Moore’s campaign led to an in-depth interview on the website ArabianMonkey.com along with several postings about his campaign on other websites.3 In other media, however, he was rarely mentioned, and then only in listing the names of additional candidates—none of which mentioned (or likely knew of) his physical disability.4

Given that Moore’s fringe candidacy did not receive widespread attention—and that none of the attention it did receive entailed laughter—why mention him at all?

Moore’s campaign stands out as an excellent example of numerous other fringe campaigns that did not receive widespread attention but nevertheless shed light on American history. In 2008 Americans were becoming accustomed to seeing people with disabilities in the workplace, at school, and in public service. Had Moore run in the 1988 presidential election, he quite likely would have received greater attention, by virtue of his campaign’s amplifying voices that led to the passage of the Americans with Disabilities Act, two years later.

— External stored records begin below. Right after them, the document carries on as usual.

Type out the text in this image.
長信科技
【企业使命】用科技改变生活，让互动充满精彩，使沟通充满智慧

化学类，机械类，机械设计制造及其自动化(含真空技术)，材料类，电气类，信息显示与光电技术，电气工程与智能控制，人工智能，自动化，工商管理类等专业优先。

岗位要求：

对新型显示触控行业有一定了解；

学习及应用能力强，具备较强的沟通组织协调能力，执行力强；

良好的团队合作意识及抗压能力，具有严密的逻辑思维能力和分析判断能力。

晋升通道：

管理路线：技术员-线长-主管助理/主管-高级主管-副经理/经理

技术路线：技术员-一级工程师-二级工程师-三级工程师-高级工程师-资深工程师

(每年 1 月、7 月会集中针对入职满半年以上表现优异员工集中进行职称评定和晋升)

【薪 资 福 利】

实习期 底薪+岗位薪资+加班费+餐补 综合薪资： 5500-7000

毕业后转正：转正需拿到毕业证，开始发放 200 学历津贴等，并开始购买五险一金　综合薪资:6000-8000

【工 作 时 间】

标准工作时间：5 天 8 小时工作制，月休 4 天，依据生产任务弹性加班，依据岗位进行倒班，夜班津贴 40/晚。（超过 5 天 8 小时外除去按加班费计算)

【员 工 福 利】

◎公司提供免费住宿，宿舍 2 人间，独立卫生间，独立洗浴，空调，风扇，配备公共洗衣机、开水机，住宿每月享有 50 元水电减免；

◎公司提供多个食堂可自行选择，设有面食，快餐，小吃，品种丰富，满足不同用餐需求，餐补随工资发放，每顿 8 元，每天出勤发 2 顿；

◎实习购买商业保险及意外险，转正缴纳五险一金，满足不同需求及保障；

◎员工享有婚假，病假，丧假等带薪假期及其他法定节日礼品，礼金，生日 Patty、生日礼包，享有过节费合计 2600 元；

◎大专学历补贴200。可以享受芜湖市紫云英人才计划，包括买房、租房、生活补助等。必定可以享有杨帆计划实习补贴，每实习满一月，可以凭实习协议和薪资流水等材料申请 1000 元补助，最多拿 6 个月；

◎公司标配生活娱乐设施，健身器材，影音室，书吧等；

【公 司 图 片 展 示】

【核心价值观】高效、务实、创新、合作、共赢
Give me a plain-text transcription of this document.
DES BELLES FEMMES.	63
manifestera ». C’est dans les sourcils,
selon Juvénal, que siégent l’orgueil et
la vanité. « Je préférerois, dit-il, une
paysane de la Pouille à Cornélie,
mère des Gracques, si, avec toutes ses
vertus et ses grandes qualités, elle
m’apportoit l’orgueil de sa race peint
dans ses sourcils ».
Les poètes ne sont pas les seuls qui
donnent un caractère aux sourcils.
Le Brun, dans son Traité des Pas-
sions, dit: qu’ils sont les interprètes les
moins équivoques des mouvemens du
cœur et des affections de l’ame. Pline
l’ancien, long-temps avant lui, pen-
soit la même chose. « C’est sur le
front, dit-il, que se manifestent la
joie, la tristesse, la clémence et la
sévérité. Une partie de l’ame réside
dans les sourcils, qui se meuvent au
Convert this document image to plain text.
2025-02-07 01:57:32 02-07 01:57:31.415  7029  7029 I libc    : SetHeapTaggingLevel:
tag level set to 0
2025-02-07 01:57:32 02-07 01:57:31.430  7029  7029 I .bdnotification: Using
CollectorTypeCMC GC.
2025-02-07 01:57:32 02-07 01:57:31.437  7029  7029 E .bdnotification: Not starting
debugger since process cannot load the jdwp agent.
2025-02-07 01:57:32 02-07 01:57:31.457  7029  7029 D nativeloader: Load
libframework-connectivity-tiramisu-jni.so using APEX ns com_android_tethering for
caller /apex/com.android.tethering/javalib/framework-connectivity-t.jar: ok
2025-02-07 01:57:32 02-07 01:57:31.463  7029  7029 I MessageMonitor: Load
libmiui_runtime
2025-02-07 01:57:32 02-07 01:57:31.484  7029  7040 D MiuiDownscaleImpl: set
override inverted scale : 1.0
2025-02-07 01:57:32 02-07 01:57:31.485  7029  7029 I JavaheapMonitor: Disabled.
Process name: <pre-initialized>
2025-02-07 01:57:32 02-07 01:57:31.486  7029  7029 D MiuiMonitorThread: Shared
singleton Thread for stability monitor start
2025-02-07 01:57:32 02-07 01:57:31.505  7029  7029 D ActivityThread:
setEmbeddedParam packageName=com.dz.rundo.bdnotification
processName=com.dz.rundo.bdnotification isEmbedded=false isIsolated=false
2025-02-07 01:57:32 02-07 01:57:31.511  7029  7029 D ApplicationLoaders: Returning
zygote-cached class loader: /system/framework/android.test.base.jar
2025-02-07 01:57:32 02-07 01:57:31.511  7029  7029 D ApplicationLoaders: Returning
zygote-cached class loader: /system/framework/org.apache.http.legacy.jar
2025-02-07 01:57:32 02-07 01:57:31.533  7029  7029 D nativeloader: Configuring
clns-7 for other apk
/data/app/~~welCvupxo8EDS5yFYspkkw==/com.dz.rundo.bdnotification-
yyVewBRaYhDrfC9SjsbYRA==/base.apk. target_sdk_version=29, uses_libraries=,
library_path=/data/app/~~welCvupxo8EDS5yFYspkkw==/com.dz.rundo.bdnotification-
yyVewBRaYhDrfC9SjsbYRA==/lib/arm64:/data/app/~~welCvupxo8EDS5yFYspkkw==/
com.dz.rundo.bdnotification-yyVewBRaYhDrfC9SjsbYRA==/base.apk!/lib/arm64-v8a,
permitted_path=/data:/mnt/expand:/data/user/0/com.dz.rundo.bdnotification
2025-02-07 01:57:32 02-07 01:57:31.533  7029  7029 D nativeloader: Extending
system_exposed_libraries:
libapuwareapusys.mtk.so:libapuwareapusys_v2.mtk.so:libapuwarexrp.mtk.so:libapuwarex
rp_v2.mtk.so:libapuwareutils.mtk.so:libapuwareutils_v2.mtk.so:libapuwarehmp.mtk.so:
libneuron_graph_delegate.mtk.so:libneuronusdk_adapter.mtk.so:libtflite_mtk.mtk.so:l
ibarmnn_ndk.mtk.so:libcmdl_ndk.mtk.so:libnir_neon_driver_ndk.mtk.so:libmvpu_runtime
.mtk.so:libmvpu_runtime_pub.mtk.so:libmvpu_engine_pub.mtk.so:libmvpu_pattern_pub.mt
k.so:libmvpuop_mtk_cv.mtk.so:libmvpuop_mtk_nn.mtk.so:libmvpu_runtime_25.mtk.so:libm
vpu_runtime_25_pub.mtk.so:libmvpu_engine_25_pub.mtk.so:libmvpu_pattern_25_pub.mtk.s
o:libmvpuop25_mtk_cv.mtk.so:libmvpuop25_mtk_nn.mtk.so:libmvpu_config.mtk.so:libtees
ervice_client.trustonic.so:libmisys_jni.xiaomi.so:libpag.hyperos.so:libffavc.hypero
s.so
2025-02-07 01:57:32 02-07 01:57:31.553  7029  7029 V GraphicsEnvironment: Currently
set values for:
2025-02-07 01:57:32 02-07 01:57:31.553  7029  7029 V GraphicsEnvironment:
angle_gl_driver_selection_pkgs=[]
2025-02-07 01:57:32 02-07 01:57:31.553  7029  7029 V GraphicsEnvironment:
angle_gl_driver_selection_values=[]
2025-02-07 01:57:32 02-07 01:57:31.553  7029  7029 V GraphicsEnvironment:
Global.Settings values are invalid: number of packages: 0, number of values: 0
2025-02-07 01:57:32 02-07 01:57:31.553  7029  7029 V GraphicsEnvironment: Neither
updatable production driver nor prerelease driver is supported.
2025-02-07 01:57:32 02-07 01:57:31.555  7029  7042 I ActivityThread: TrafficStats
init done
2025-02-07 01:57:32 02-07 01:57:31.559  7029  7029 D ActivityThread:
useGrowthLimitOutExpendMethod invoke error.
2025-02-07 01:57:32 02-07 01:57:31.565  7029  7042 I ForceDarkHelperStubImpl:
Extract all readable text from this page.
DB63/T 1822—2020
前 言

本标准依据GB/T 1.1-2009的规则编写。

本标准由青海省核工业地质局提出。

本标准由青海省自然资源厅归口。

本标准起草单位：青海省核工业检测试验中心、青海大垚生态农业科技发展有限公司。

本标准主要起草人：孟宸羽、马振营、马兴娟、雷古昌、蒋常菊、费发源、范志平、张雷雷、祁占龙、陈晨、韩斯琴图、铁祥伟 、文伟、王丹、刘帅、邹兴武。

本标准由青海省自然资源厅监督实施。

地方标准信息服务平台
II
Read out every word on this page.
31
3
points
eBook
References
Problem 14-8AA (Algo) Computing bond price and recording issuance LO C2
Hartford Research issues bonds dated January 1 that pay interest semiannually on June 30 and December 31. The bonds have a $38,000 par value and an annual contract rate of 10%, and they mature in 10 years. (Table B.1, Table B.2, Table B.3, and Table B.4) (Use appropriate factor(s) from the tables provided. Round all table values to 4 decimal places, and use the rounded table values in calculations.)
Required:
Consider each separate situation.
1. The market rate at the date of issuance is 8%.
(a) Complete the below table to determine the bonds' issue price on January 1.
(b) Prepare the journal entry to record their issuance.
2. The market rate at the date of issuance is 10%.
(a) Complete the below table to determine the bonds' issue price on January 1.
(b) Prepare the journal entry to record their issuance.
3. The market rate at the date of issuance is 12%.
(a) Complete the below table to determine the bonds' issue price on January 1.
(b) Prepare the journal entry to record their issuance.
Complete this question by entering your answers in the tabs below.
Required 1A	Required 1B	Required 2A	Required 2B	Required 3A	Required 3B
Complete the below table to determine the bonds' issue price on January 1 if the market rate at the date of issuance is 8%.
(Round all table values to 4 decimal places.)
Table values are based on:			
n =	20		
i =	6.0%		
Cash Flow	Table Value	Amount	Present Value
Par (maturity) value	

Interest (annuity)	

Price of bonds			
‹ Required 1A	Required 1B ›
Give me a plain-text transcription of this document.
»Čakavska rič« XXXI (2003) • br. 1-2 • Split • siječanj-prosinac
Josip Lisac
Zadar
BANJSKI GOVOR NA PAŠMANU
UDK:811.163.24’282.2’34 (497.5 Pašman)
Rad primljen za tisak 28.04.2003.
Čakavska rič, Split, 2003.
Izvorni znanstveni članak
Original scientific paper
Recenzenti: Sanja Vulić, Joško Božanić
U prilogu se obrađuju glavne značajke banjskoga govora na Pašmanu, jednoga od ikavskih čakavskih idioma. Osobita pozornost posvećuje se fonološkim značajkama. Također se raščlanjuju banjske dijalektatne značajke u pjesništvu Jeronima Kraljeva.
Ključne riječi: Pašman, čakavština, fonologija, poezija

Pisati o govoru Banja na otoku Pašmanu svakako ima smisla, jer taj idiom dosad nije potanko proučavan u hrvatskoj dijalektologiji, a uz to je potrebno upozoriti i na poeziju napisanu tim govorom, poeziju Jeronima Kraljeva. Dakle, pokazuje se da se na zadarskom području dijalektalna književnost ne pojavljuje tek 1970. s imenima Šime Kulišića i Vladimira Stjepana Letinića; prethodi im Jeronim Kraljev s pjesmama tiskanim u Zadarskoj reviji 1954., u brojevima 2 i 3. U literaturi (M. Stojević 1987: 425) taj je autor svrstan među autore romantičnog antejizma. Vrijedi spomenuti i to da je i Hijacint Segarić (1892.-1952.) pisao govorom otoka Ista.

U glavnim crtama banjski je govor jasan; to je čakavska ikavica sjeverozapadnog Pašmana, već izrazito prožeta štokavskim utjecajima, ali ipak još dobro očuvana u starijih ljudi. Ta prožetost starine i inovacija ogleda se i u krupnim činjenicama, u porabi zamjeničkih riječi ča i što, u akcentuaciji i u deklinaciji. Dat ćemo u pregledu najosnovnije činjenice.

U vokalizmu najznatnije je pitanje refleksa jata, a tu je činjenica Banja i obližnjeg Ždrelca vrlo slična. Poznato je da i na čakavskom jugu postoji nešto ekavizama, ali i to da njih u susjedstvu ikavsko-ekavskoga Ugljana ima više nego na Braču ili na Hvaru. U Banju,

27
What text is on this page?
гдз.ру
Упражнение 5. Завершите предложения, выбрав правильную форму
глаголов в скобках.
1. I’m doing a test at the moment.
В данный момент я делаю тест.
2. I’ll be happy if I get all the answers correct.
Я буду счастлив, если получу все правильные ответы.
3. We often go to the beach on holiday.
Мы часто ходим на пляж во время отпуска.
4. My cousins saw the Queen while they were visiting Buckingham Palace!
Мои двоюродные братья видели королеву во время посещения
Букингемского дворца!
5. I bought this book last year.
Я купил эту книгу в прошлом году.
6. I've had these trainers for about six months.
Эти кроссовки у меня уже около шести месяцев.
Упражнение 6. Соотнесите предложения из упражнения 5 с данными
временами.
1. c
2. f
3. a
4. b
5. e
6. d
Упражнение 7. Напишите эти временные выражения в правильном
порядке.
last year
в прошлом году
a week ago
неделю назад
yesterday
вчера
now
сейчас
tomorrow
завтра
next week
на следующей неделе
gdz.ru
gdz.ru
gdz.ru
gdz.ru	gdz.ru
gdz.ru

In this regard it is noteworthy that Moore did receive brief national attention in 1987. Also noteworthy is that laughter accompanied that attention. “Laughter is the freest vocal thing Frank Moore does,” a Philadelphia Daily News article told readers in an interview with Moore, who was satirically defending Playboy magazine for featuring erotic photos of a paraplegic woman. “Why should Playboy exploit normal people and not disabled people?” Moore asked. The article reported, “The laughter bubbles up within him [as he mock-complained] . . . ‘I was the first disabled sex symbol. I use my body as a tool, just like a sexy woman uses her body as a tool. She is just copying me.’”5

Lack of widespread recognition of a fringe candidacy cannot automatically be interpreted as lack of interest in an issue, just as laughter cannot automatically be interpreted as ridicule. For revealing both of those facts we have Frank Moore’s fringe candidacy to thank.